Amendment No. 67 introduces the question of the police investigation. It refers to,


    "persons charged with the duty of investigating".
I realise that that is intended to include in the definition Customs and Excise and various authorities mentioned in Committee which might also be investigating in a particular case. However, the phrase might also be held to cover private detectives. It would not be very satisfactory if only private detectives were involved. How would any authority know, and hence how on earth could the press be expected to know, that a private investigator was investigating what might turn out to be a crime? I have therefore suggested in Amendment No. 67A that the words "by law" should be inserted, so that the provision would read, "other persons charged by law with the duty of investigating offences." That might confine the provision to the official investigating authorities, the police, Customs and others.

The later amendments in this group, Amendments Nos. 69 to 70 and Amendment No. 120 were suggested to my noble friend Lord Astor and myself by representatives of the news media. They are worth consideration. The concern remains that the same event triggers a ban on the alleged offender, the victim and any witnesses being identified. The provision is broad. I am glad to hear from the Minister that he is continuing to discuss it with the news media.

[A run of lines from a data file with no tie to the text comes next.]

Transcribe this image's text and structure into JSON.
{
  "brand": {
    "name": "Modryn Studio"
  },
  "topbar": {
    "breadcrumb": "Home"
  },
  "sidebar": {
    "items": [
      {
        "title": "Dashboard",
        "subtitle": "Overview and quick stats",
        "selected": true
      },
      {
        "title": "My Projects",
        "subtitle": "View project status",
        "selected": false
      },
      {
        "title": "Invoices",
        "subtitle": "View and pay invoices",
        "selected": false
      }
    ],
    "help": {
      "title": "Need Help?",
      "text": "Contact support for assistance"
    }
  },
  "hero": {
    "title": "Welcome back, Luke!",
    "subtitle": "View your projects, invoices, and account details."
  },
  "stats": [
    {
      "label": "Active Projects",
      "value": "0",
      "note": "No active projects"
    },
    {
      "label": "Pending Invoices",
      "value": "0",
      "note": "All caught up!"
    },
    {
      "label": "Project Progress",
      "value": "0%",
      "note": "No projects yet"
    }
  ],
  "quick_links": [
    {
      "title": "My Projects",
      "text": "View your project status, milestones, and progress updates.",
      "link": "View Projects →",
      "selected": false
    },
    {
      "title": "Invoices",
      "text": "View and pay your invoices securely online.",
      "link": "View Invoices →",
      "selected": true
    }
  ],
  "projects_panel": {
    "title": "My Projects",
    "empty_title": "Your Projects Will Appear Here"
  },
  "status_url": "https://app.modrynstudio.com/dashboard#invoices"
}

There remains some awkwardness in the wording. We are agreed in all parts of the House that an extension of the reporting restrictions is desirable but, as the Minister acknowledged, definition is difficult. We are all struggling to find the right words in which to phrase the matter in law so that there are no unreasonable difficulties placed in the way of the news media. The news media are one of the bulwarks of the freedom of our society. They should not be unreasonably restrained by the law from reporting things which are of public interest. That is public interest in the sense of the interests of the public and also in the sense that the public are interested in such matters. One has more sympathy with the former than the latter; nevertheless they both have their importance.